With smart textiles market predicted to be worth 4.72 Billion USD by 2020, we were happy to hear that there has been another exciting step in its evolution, the introduction of ChroMorphous. Developed by a team of UCF scientists from the College of Optics & Photonics at the University of Central Florida (CREOL). As one of the world’s foremost institutions for research and education in optical and photonic science and engineering, they have come up with a technology that is scalable at mass-production levels via a process known as fibre-spinning.
Introducing An Active User-controlled Colour-Changing Fabric
Nearly identical to other textiles in which each woven thread is equipped with a micro-wire and a colour-altering pigment, ChroMorphous allows the wearer to change the colour or pattern of the fabric through their smartphone. This all sounds great, but what makes this fabric different from others on the market is that it does not contain LEDs that emit light of various colours. Instead, CREOL’s ChroMorphous technology enables a never-before-seen capability: user-controlled, dynamic colour and pattern change in large woven fabrics and cut-and-sewn textile products.
“The capabilities of electronics constantly increase and we always expect more from our iPhones, so why haven’t textiles been updated?”
According to their press release, each thread woven into the fabric incorporates within it a thin metal micro-wire. An electric current flows through the micro-wires, thus slightly raising the thread’s temperature. Special pigments embedded in the thread then respond to this modification of temperature by changing its colour.
Quite impressive, ChroMorphous works using an app, which the user can access at the tap of a button on their smart device, that allows the user to choose from a variety of patterns and colours to suit their need or mood. For example, a solid purple tote bag now can gradually add blue stripes when you press a “stripe” button on your smartphone or computer or switch to a solid blue.
On their project, Dr Ayman Abouraddy, Professor of Optics & Photonics at UCF shared, “Although clothing has been a staple of the human experience for millennia, the basic structure and functionality of textile fibres and yarns have remained unchanged throughout history.” Adding, “The capabilities of electronics constantly increase and we always expect more from our iPhones, so why haven’t textiles been updated? Can we expect an ever-expanding range of functionalities from our clothing?
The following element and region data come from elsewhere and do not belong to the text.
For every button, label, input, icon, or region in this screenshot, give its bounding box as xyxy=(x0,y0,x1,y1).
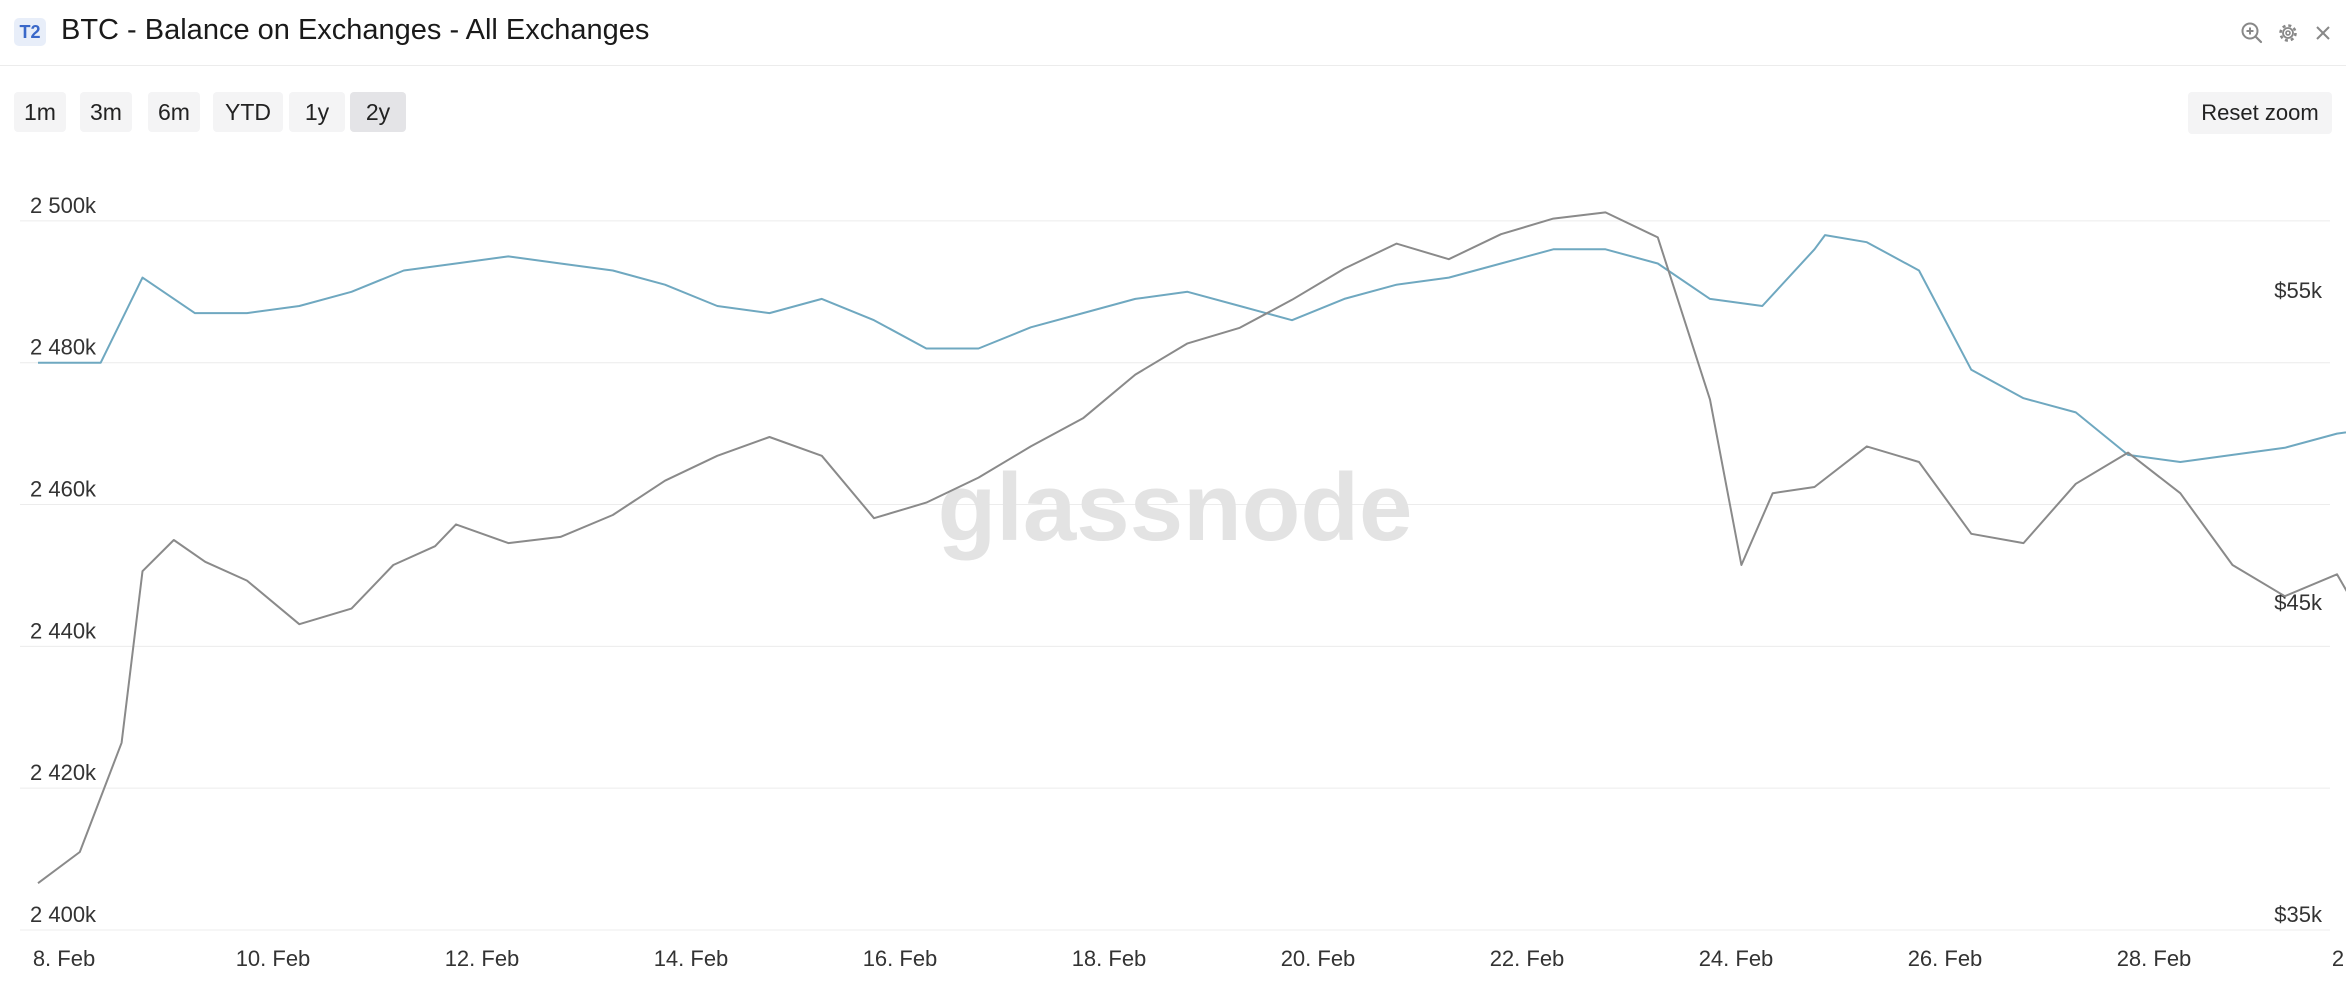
y-left-tick-label: 2 420k xyxy=(30,760,97,785)
tier-badge: T2 xyxy=(14,18,46,46)
x-tick-label: 24. Feb xyxy=(1699,946,1774,971)
x-tick-label: 20. Feb xyxy=(1281,946,1356,971)
y-left-tick-label: 2 480k xyxy=(30,335,97,360)
x-tick-label: 8. Feb xyxy=(33,946,95,971)
y-left-tick-label: 2 460k xyxy=(30,477,97,502)
reset-zoom-button[interactable]: Reset zoom xyxy=(2188,92,2332,134)
range-button-ytd[interactable]: YTD xyxy=(213,92,283,132)
x-tick-label: 16. Feb xyxy=(863,946,938,971)
x-tick-label: 2. Mar xyxy=(2332,946,2346,971)
watermark-text: glassnode xyxy=(938,454,1413,561)
range-button-2y[interactable]: 2y xyxy=(350,92,406,132)
x-tick-label: 14. Feb xyxy=(654,946,729,971)
gear-icon[interactable] xyxy=(2275,20,2301,46)
price-series-line xyxy=(37,211,2346,885)
chart-header: T2 BTC - Balance on Exchanges - All Exch… xyxy=(0,0,2346,66)
range-button-3m[interactable]: 3m xyxy=(80,92,132,132)
balance-series-line xyxy=(38,234,2346,463)
range-button-1y[interactable]: 1y xyxy=(289,92,345,132)
x-tick-label: 22. Feb xyxy=(1490,946,1565,971)
y-right-tick-label: $55k xyxy=(2274,278,2323,303)
y-right-tick-label: $35k xyxy=(2274,902,2323,927)
y-left-tick-label: 2 500k xyxy=(30,193,97,218)
x-tick-label: 26. Feb xyxy=(1908,946,1983,971)
range-button-6m[interactable]: 6m xyxy=(148,92,200,132)
chart-title: BTC - Balance on Exchanges - All Exchang… xyxy=(61,14,650,46)
x-tick-label: 12. Feb xyxy=(445,946,520,971)
y-left-tick-label: 2 440k xyxy=(30,618,97,643)
range-button-1m[interactable]: 1m xyxy=(14,92,66,132)
x-tick-label: 28. Feb xyxy=(2117,946,2192,971)
y-left-tick-label: 2 400k xyxy=(30,902,97,927)
zoom-in-icon[interactable] xyxy=(2239,20,2265,46)
x-tick-label: 18. Feb xyxy=(1072,946,1147,971)
close-icon[interactable] xyxy=(2310,20,2336,46)
x-tick-label: 10. Feb xyxy=(236,946,311,971)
These were the questions we asked and the foundation for creating the ChroMorphous technology that we began developing in 2016. We are excited to introduce the industry’s first colour-changing fabric, as we believe it’s the next groundbreaking innovation in fashion and textiles.”
Presently, the CREOL team is working with Hills to reduce the diameter of the threads further to produce fabrics for wide-scale market adoption. Ultimately, the patent-pending fabric can be used across a broad range of applications from clothing and accessories to furniture and fixed installations in housing and business décor.